Prime Minister Modi is set to visit China to have an “informal summit” (whatever that means) with Paramount Leader Xi Jinping aimed at reducing tensions. Both China and India want fewer border clashes and better trading relationships. The Chinese want India to endorse its Belt and Road initiative and to recognize, or, at least, not dispute China’s claims to the disputed islands in the South China Seas. India, for its part, wants China to provide less support to Pakistan. But China and India might find common ground in their distaste for President Trump’s aggressive protectionism which is aimed at both of them.
Left on the outside, looking in, is Japan which has the most to fear from Chinese control of the oil-tanker traffic through the South China Seas. Japan is also America’s main “base” in East Asia … there is some speculation that the US might be willing, indeed even anxious to withdraw (at least) ground forces from South Korea. But there is no indication that the US is prepared (or strategically able) to withdraw naval and air forces from Japan and its islands.

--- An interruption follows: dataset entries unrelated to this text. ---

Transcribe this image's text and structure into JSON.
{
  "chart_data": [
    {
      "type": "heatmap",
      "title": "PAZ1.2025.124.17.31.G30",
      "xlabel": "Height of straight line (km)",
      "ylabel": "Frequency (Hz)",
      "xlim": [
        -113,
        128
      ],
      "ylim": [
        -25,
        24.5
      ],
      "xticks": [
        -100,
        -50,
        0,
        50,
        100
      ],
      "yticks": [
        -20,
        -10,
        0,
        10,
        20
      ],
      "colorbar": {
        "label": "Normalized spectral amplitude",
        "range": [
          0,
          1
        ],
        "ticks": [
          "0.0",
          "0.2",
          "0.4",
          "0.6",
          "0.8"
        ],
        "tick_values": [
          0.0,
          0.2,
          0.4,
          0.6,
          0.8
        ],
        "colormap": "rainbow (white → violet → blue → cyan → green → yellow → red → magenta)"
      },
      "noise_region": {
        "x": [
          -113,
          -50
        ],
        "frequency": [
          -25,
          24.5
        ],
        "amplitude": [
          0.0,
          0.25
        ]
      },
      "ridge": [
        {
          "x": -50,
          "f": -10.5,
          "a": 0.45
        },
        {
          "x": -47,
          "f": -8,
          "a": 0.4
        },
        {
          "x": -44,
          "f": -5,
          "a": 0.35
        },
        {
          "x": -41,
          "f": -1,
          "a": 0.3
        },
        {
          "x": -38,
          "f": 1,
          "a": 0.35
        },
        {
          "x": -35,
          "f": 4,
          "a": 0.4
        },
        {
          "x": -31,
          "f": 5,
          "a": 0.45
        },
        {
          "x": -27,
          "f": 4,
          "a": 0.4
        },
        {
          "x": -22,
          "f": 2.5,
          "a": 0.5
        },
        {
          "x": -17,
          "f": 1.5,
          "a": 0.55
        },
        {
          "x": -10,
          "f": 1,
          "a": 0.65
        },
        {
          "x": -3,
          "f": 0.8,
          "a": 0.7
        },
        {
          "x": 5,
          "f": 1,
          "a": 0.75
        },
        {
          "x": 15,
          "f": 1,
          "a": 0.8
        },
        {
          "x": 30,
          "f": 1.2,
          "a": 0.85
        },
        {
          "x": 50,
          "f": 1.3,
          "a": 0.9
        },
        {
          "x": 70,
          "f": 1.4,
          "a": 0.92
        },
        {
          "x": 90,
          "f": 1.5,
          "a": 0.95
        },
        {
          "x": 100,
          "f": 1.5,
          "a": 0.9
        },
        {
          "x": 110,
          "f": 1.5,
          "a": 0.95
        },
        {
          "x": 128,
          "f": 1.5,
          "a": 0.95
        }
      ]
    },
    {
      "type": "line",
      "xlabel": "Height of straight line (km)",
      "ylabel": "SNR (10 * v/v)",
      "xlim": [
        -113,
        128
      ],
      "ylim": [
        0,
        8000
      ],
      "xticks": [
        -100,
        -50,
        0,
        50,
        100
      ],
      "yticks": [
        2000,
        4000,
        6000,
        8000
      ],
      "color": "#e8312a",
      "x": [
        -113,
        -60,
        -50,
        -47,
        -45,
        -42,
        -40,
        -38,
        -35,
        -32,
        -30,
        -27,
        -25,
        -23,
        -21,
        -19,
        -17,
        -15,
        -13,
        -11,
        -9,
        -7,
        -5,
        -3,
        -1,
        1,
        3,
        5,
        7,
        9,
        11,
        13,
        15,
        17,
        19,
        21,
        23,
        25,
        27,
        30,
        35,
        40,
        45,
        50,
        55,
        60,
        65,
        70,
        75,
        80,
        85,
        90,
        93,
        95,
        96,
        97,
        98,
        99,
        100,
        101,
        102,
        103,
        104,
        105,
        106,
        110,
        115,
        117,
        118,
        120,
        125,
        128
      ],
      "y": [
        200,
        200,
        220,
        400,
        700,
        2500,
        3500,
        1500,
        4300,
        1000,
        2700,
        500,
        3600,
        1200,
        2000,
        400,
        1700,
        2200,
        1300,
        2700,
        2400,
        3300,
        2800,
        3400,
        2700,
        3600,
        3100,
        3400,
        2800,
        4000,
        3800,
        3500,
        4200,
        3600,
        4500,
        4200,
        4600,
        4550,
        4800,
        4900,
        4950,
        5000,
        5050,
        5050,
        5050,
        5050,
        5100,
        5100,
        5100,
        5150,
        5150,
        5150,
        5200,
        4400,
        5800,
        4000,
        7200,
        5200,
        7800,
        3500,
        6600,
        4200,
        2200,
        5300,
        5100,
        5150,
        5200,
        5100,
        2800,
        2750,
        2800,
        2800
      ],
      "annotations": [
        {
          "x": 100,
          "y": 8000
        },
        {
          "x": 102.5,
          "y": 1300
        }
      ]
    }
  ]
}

IF China can face down Asian, including Australian opposition to its take-over of the South China Seas and IF Kim and Trump can agree to at least some reduction of US forces in Korea then China’s position as THE hegemon in East Asia will be unassailable … America will remain a great and influential regional presence and partner but it, east Asia, will lie in China’s sphere of influence.
There is not much for Canada to do … except, perhaps, to be more like Australia and to share some, small part of the burden of asserting freedom of navigation in the South China Seas by sending a Canadian warship through on periodic peaceful transits.’ It will annoy China but, as the next article points out that, that horse has already left the stable, and it might help to reassure Canada’s TPP partners in the region (Malaysia, the Philippines, Singapore and Vietnam) that Canada is a reliable trading partner and friend. Using navies for diplomacy has a long and honourable history.